Most mornings, I sit down at my computer in my office shed with my note app open. This is the private room, and it’s always been the easiest place for me to write. No one else comes in here. No algorithms, no “likes,” no imagined reader. Just me, pushing words onto a page until something surprising slips out.
The private room has its perks. For one, honesty. I don’t have to translate my thoughts for anyone else. It’s just the raw thing, before it’s dressed up. But that honesty has a shadow: without an audience, my words never face resistance. They never get sharpened against another mind. Sometimes what I write here is brilliant in my own head but dissolves when I try to read it aloud. The room is safe, but it can also become an echo chamber.

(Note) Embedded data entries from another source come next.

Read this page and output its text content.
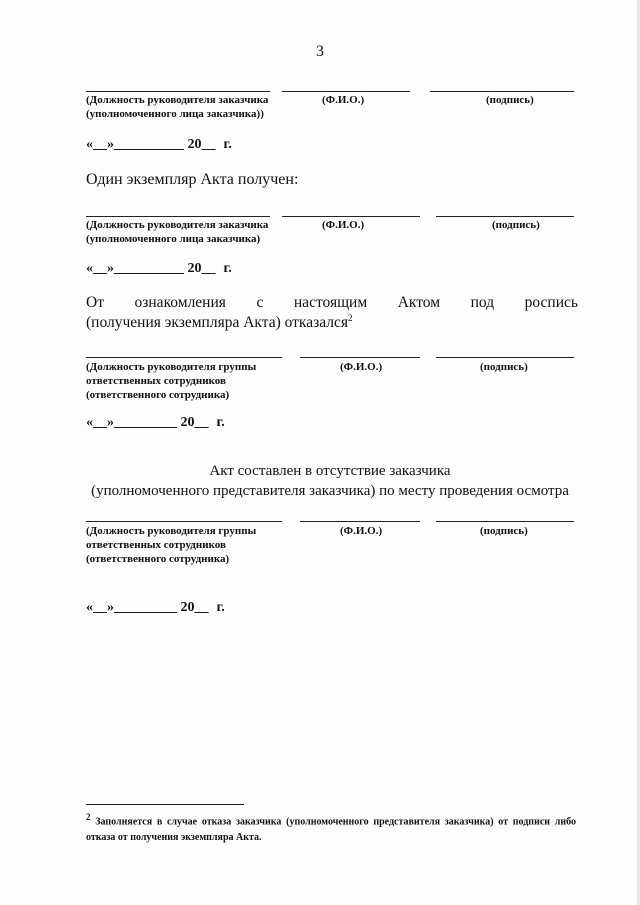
3
(Должность руководителя заказчика
(уполномоченного лица заказчика))
(Ф.И.О.)	(подпись)
«__»__________ 20__ г.
Один экземпляр Акта получен:
(Должность руководителя заказчика
(уполномоченного лица заказчика)
(Ф.И.О.)	(подпись)
«__»__________ 20__ г.
От ознакомления с настоящим Актом под роспись
(получения экземпляра Акта) отказался$^2$
(Должность руководителя группы
ответственных сотрудников
(ответственного сотрудника)
(Ф.И.О.)	(подпись)
«__»_________ 20__ г.
Акт составлен в отсутствие заказчика
(уполномоченного представителя заказчика) по месту проведения осмотра
(Должность руководителя группы
ответственных сотрудников
(ответственного сотрудника)
(Ф.И.О.)	(подпись)
«__»_________ 20__ г.
$^2$ Заполняется в случае отказа заказчика (уполномоченного представителя заказчика) от подписи либо отказа от получения экземпляра Акта.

Sometimes I wander into the public square after stepping out of that room. This is the plaza where people gather — LinkedIn posts, blog essays, or even just a tweet. Here, words echo differently. They bounce off strangers. Sometimes they spark conversations. Sometimes they fizzle into silence.
The square brings energy. When someone replies, “I’ve felt this too,” there’s a spark of communion. Writing here feels alive, relational. But the square also has its dangers. I start imagining the crowd before I even write. Will this sound smart? Will it get attention? My sentences grow self-conscious, angling for approval. Writing for resonance is one thing; writing for validation is another.
But these days, the public square isn’t really public anymore. Most of us write within walled gardens, what I think of as the rented stall. Think of it as setting up shop in someone else’s marketplace: LinkedIn, Substack, Medium. You pay rent not in money but in obedience to the platform’s rules. The benefit is clear: foot traffic. People wander by, bump into your stall, sample your words. Visibility, reach, distribution. But the landlord — the algorithm — decides who sees you and when. That dependence can warp the writing. You start to wonder, Should I phrase this differently so the algorithm favors me? Suddenly the landlord is editing your draft.
Finally, there’s the home library. This is my personal site, or even just a folder of essays I send to a handful of friends. The library doesn’t buzz like the square. It doesn’t pull in casual foot traffic like the stall. But it feels solid, sovereign. Here, I curate. I decide what stays on the shelves. There’s no algorithm breathing down my neck, no performance anxiety from the crowd. The drawback? It’s quieter. Sometimes too quiet. You can build a beautiful library and no one comes.
So I live between these habitats. Some mornings, the private room is enough — the point is simply to get the words out of my head. Other times, I feel the tug of the square — to test an idea, to see if it resonates. Occasionally I rent a stall, knowing I’ll get more eyes but fewer guarantees. And the library? That’s the long game, the place I want to slowly build into something enduring, even if only a few people ever browse the shelves.
Lately I’ve been asking myself: Do I need to feel guilty if I don’t publish in the loudest square? Maybe writing for ten people who actually know me, who can critique me honestly, is more fulfilling than writing for ten thousand who skim and scroll on.
The work is to move between them with intention, instead of going through whichever door happens to be open.